What are Agent Guardrails?
Safety mechanisms constraining AI agent behaviour within acceptable boundaries. Guardrails operate at multiple levels — from prompt instructions to infrastructure-level enforcement — to prevent agents from taking unauthorised or harmful actions through tool calls.
WHY IT MATTERS
Guardrails span three levels: prompt (natural language instructions telling the agent what not to do), application (code-level checks before executing tool calls), and infrastructure (external enforcement independent of the agent). Only infrastructure-level guardrails cannot be bypassed by prompt injection or agent reasoning.
Prompt-level guardrails are easily circumvented — a well-crafted prompt injection can override any natural language instruction. Application-level guardrails are stronger but require code changes for every agent and tool. Infrastructure-level guardrails are the gold standard — they operate outside the agent entirely.

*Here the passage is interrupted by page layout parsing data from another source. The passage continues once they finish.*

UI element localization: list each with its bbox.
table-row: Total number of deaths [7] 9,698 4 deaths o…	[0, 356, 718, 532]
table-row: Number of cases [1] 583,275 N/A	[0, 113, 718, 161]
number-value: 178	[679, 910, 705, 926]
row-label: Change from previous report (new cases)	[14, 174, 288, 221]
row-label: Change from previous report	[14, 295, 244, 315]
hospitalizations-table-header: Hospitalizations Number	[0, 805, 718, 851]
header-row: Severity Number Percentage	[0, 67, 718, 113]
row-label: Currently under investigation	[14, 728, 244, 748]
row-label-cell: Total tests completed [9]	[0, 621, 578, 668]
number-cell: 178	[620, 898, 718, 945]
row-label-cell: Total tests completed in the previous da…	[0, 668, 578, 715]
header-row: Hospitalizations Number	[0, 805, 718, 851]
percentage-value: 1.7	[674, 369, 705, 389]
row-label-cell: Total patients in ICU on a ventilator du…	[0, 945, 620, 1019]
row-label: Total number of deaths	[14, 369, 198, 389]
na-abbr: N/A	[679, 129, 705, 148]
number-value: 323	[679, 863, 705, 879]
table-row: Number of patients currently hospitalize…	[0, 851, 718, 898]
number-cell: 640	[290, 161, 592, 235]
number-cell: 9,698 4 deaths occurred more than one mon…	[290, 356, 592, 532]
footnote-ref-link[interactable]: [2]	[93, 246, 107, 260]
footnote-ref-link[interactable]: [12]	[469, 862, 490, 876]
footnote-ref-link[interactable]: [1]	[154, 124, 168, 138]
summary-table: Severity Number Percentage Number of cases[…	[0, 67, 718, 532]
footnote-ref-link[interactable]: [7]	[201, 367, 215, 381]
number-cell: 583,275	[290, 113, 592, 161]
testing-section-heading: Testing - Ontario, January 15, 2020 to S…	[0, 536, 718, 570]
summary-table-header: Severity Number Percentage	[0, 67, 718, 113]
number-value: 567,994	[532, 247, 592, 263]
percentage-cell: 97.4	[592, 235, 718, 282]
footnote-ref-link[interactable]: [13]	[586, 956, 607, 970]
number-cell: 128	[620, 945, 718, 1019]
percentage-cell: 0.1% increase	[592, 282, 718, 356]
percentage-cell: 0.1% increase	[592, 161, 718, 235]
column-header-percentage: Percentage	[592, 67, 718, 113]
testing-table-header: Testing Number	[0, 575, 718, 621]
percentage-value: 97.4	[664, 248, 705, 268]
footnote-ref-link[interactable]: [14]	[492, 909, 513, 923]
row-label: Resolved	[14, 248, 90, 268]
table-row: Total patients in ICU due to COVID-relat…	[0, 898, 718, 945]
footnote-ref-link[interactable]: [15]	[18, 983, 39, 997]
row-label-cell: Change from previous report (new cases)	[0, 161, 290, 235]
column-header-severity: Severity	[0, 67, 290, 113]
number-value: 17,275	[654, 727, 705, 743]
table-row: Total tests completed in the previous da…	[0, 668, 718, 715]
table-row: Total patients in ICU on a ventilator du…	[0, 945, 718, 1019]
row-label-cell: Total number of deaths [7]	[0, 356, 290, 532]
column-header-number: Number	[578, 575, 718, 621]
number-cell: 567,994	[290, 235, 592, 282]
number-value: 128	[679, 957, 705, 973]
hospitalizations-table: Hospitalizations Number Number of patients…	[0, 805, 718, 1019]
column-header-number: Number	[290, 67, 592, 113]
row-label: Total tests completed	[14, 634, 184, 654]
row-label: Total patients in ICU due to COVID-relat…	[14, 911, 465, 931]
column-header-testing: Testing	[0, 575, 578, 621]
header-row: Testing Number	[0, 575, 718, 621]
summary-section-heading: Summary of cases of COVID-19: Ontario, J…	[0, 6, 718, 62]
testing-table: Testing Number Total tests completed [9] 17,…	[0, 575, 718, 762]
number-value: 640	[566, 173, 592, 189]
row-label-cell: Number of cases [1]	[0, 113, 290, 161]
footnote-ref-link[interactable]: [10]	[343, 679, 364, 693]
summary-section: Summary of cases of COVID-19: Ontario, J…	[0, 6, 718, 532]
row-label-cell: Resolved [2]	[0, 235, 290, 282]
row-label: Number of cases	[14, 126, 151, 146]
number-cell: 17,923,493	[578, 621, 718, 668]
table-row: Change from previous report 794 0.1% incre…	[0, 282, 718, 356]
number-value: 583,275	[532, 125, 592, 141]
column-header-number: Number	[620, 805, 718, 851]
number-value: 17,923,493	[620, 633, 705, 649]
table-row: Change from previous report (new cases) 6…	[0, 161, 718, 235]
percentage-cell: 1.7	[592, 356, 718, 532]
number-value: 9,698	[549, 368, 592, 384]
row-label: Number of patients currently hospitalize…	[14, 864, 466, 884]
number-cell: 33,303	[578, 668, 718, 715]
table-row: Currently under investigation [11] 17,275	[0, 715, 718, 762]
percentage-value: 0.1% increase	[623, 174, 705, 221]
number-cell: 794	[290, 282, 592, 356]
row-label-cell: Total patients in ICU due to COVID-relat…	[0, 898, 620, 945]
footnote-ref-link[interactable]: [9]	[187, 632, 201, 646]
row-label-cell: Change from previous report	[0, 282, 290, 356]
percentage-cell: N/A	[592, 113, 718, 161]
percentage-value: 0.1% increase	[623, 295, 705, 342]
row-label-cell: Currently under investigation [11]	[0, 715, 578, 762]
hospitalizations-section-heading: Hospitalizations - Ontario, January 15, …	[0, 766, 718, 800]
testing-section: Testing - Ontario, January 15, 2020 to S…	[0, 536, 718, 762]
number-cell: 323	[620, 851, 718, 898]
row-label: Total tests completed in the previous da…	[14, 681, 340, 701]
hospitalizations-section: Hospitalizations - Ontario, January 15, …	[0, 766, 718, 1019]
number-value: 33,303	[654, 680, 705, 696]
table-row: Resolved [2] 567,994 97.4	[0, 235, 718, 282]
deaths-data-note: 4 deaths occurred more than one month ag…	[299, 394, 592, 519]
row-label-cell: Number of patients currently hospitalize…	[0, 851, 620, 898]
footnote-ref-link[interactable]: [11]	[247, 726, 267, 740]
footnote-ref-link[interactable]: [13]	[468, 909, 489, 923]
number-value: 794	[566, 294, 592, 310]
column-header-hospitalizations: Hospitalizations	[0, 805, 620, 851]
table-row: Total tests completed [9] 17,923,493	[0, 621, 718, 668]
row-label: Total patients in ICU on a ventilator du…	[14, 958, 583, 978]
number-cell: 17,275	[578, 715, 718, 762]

Best systems layer all three: prompts set intent, application code provides first-pass validation, infrastructure provides the hard stop that cannot be bypassed.
HOW POLICYLAYER USES THIS
Intercept is the infrastructure-level guardrail layer. As a transparent MCP proxy, it enforces YAML-defined policies on every tool call — independent of the agent's reasoning, immune to prompt injection, and requiring no code changes. If the policy says deny, the call is denied. The agent's LLM cannot override this decision.